A Generalized Kompaneets Formalism for Inelastic Neutrino-Nucleon Scattering in Supernova Simulations

TL;DR

This paper introduces a generalized Kompaneets formalism for inelastic neutrino-nucleon scattering in supernova simulations, ensuring conservation laws, scalability, and applicability to anisotropic distributions, enhancing spectral modeling accuracy.

Contribution

It develops a robust, scalable, and anisotropic-compatible formalism for neutrino-nucleon scattering, extending the classical Kompaneets equation for supernova simulations.

Findings

Conserves lepton number to machine precision.

Scales linearly with energy groups, improving computational efficiency.

Automatically reduces to zero energy transfer in thermal equilibrium.

Abstract

Based on the Kompaneets approximation, we develop a robust methodology to calculate spectral redistribution via inelastic neutrino-nucleon scattering in the context of core-collapse supernova simulations.
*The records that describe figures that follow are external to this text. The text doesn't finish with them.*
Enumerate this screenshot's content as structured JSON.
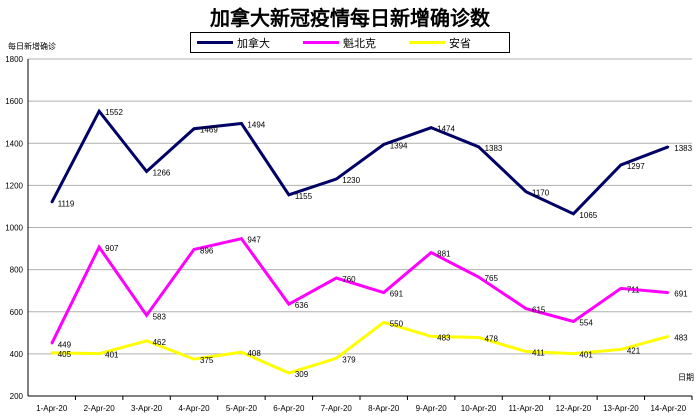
{
  "chart_data": {
    "type": "line",
    "title": "加拿大新冠疫情每日新增确诊数",
    "ylabel": "每日新增确诊",
    "xlabel": "日期",
    "ylim": [
      200,
      1800
    ],
    "yticks": [
      200,
      400,
      600,
      800,
      1000,
      1200,
      1400,
      1600,
      1800
    ],
    "grid": true,
    "legend": "top-center",
    "categories": [
      "1-Apr-20",
      "2-Apr-20",
      "3-Apr-20",
      "4-Apr-20",
      "5-Apr-20",
      "6-Apr-20",
      "7-Apr-20",
      "8-Apr-20",
      "9-Apr-20",
      "10-Apr-20",
      "11-Apr-20",
      "12-Apr-20",
      "13-Apr-20",
      "14-Apr-20"
    ],
    "series": [
      {
        "name": "加拿大",
        "color": "#000066",
        "values": [
          1119,
          1552,
          1266,
          1469,
          1494,
          1155,
          1230,
          1394,
          1474,
          1383,
          1170,
          1065,
          1297,
          1383
        ]
      },
      {
        "name": "魁北克",
        "color": "#ff00ff",
        "values": [
          449,
          907,
          583,
          896,
          947,
          636,
          760,
          691,
          881,
          765,
          615,
          554,
          711,
          691
        ]
      },
      {
        "name": "安省",
        "color": "#ffff00",
        "values": [
          405,
          401,
          462,
          375,
          408,
          309,
          379,
          550,
          483,
          478,
          411,
          401,
          421,
          483
        ]
      }
    ]
  }
}
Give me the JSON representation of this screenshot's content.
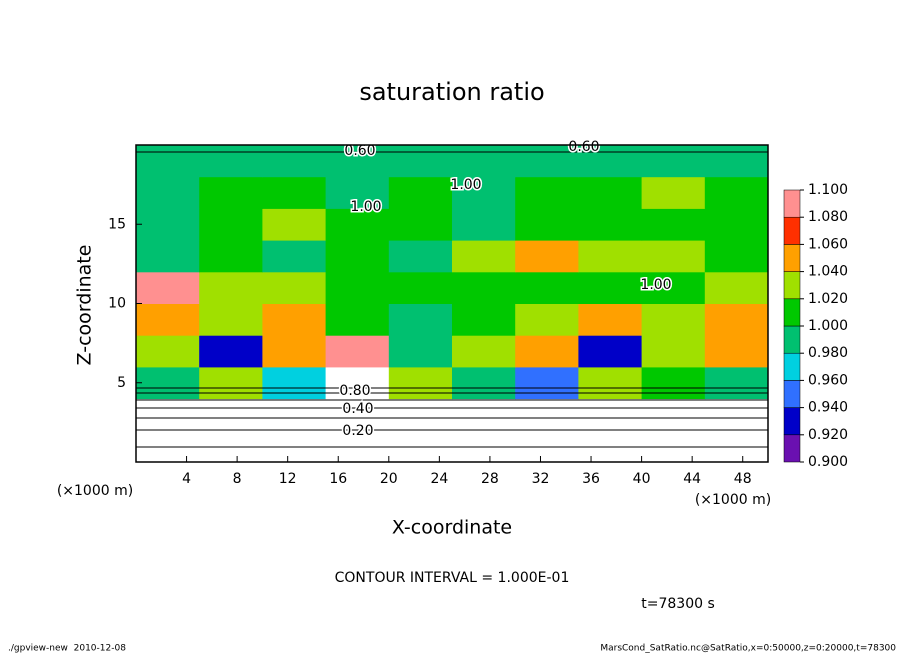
{
  "chart_data": {
    "type": "heatmap",
    "title": "saturation ratio",
    "x_label": "X-coordinate",
    "y_label": "Z-coordinate",
    "x_unit": "(×1000 m)",
    "y_unit": "(×1000 m)",
    "xlim": [
      0,
      50
    ],
    "ylim": [
      0,
      20
    ],
    "xticks": [
      4,
      8,
      12,
      16,
      20,
      24,
      28,
      32,
      36,
      40,
      44,
      48
    ],
    "yticks": [
      5,
      10,
      15
    ],
    "x": [
      0,
      5,
      10,
      15,
      20,
      25,
      30,
      35,
      40,
      45,
      50
    ],
    "y": [
      0,
      2,
      4,
      6,
      8,
      10,
      12,
      14,
      16,
      18,
      20
    ],
    "z": [
      [
        0.2,
        0.2,
        0.2,
        0.2,
        0.2,
        0.2,
        0.2,
        0.2,
        0.2,
        0.2
      ],
      [
        0.45,
        0.45,
        0.45,
        0.45,
        0.45,
        0.45,
        0.45,
        0.45,
        0.45,
        0.45
      ],
      [
        0.99,
        1.04,
        0.97,
        0.8,
        1.03,
        1.0,
        0.96,
        1.04,
        1.02,
        1.0
      ],
      [
        1.04,
        0.94,
        1.06,
        1.1,
        1.0,
        1.03,
        1.06,
        0.94,
        1.04,
        1.06
      ],
      [
        1.06,
        1.03,
        1.05,
        1.02,
        1.0,
        1.02,
        1.04,
        1.06,
        1.03,
        1.05
      ],
      [
        1.1,
        1.04,
        1.03,
        1.02,
        1.02,
        1.01,
        1.02,
        1.01,
        1.01,
        1.03
      ],
      [
        1.0,
        1.01,
        1.0,
        1.01,
        1.0,
        1.03,
        1.05,
        1.04,
        1.03,
        1.02
      ],
      [
        1.0,
        1.01,
        1.04,
        1.02,
        1.01,
        1.0,
        1.01,
        1.02,
        1.01,
        1.01
      ],
      [
        1.0,
        1.02,
        1.01,
        1.0,
        1.01,
        1.0,
        1.01,
        1.02,
        1.04,
        1.02
      ],
      [
        1.0,
        1.0,
        1.0,
        1.0,
        1.0,
        1.0,
        1.0,
        1.0,
        1.0,
        1.0
      ]
    ],
    "colorbar": {
      "levels": [
        {
          "value": 0.9,
          "label": "0.900"
        },
        {
          "value": 0.92,
          "label": "0.920"
        },
        {
          "value": 0.94,
          "label": "0.940"
        },
        {
          "value": 0.96,
          "label": "0.960"
        },
        {
          "value": 0.98,
          "label": "0.980"
        },
        {
          "value": 1.0,
          "label": "1.000"
        },
        {
          "value": 1.02,
          "label": "1.020"
        },
        {
          "value": 1.04,
          "label": "1.040"
        },
        {
          "value": 1.06,
          "label": "1.060"
        },
        {
          "value": 1.08,
          "label": "1.080"
        },
        {
          "value": 1.1,
          "label": "1.100"
        }
      ],
      "colors": [
        "#6a10b0",
        "#0000c8",
        "#3070ff",
        "#00d0e0",
        "#00c070",
        "#00c800",
        "#a0e000",
        "#ffa000",
        "#ff3000",
        "#ff9090"
      ]
    },
    "contour_labels": [
      "0.60",
      "0.60",
      "1.00",
      "1.00",
      "1.00",
      "0.80",
      "0.40",
      "0.20"
    ],
    "contour_interval": "CONTOUR INTERVAL = 1.000E-01",
    "time_label": "t=78300 s",
    "footer_left": "./gpview-new  2010-12-08",
    "footer_right": "MarsCond_SatRatio.nc@SatRatio,x=0:50000,z=0:20000,t=78300"
  }
}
The resulting equations conserve lepton number to machine precision and scale linearly, not quadratically, with number of energy groups. The formalism also provides an elegant means to derive the rate of energy transfer to matter which, as it must, automatically goes to zero when the neutrino radiation field is in thermal equilibrium. Furthermore, we derive the next-higher-order in {\epsilon}/mc2 correction to the neutrino Kompaneets equation. Unlike other Kompaneets schema, ours also generalizes to the case of anisotropic angular distributions, while retaining the conservative form that is a hallmark of the classical Kompaneets equation. Our formalism enables immediate incorporation into supernova codes that follow the spectral angular moments of the neutrino radiation fields.